Majelis Ulama Indonesia (MUI) mengeluarkan imbauan mengenai ucapan salam antar agama yang biasa disampaikan para pejabat. “Assalamualaikum warahmatullahi wabarakatuh, salam sejahtera bagi kita semua, shalom, om swastiastu. Namo buddhaya, salam kebajikan.”
Menanggapi hal tersebut, Sekretaris Jenderal MUI Anwar Abbas menyatakan bahwa muslim sepatutnya mengucap salam dan doa sebagaimana yang telah diajarkan pendahulunya. Abbas mengamini imbauan yang dikeluarkan MUI Jawa Timur.
MUI Jatim menyatakan bahwa mengucapkan salam semua agama merupakan sesuatu yang bidah, mengandung nilai syuhbat, dan patut dihindari oleh umat Islam, sebagaimana dikutip dari CNN Indonesia.
Membantah hal tersebut, Muchlis Hanafi, Kepala Lajnah Pentashihan Mushaf Al-Qur’an, tidak sependapat dengan imbauan tersebut. Menurutnya, ulama berbeda pendapat mengenai pemberian salam kepada kafir non-harbi (tidak memerangi). Menurut Muchlis, Tafsir al-Qurthubi dan Tafsir al-Thabari menyebutkan kebolehan memberikan salam pada kafir non-harbi. Ini merupakan bagian dari sikap berlaku baik dan adil kepada mereka. Hal ini berdasarkan QS. Al-Mumtahanah: 8, dan QS Maryam: 47. (Baca: Hukum Mengucapkan Salam kepada non-Muslim)
Menurut alumni Al-Azhar ini, Al-Qurthubi berpendapat bahwa jika terdapat maslahat mendesak karena hubungan pertemanan, pertetanggaan, dan sesama warga negara dan warga bangsa yang berjanji hidup damai bersama, itu dipersilakan.

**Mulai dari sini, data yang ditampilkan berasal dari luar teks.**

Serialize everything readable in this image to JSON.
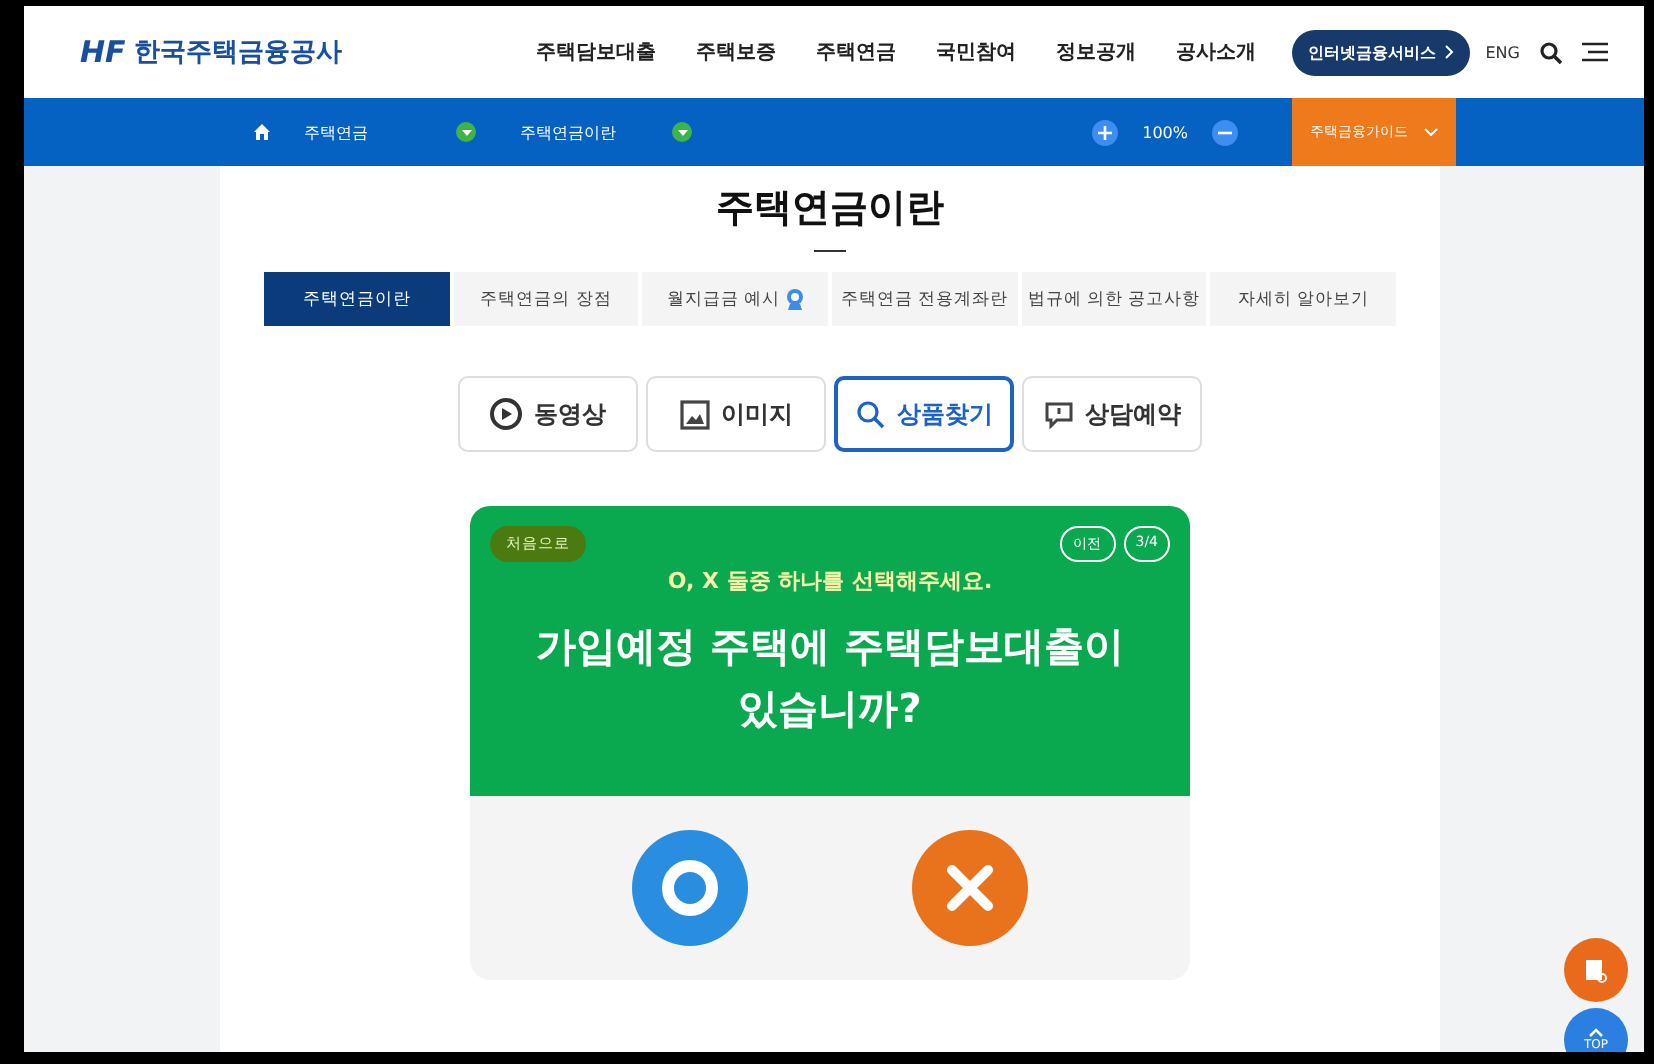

Hadis yang melarang memulai bersalam itu konteksnya dalam situasi perang atau bermusuhan.
Menurut pria yang pernah menjadi penerjemah Presiden saat dikunjungi Raja Salman ini, mengucapkan salam kepada non-Muslim itu bukan hal yang bidah. Ulama salaf ada yang pernah melakukan hal tersebut. Bahkan para sahabat pun melakukan hal tersebut. Muchlis menyebutkan nama sahabat Nabi Ibnu Masu’ud yang biasa melakukan hal tersebut. Sahabat Nabi yang lain, Abu Umamah menyalami siapa saja yang ditemuinya, muslim atau kafir. Sahabat Abu Umamah pernah mengatakan, “Bukankah Agama mengajarkan kita untuk menebar salam kedamaian?”
Selain itu Muchlis juga menengahi kedua perbedaan pendapat tersebut dengan mengutip pendapat Imam al-Auzai, “Anda bersalam pada non-Muslim itu mengikuti ulama salaf. Anda tidak bersalam juga mengikuti ulama salaf.” Oleh karena itu, Muchlis mengimbau agar yang ingin mengucapkan salam campur agama atau yang tidak ingin itu saling menghormati satu sama lain. Yang tidak berkenan mengucapkan salam tersebut hendaknya tidak menganggap orang lain melakukan perbuatan bidah, syubhat, dan dianggap sesat.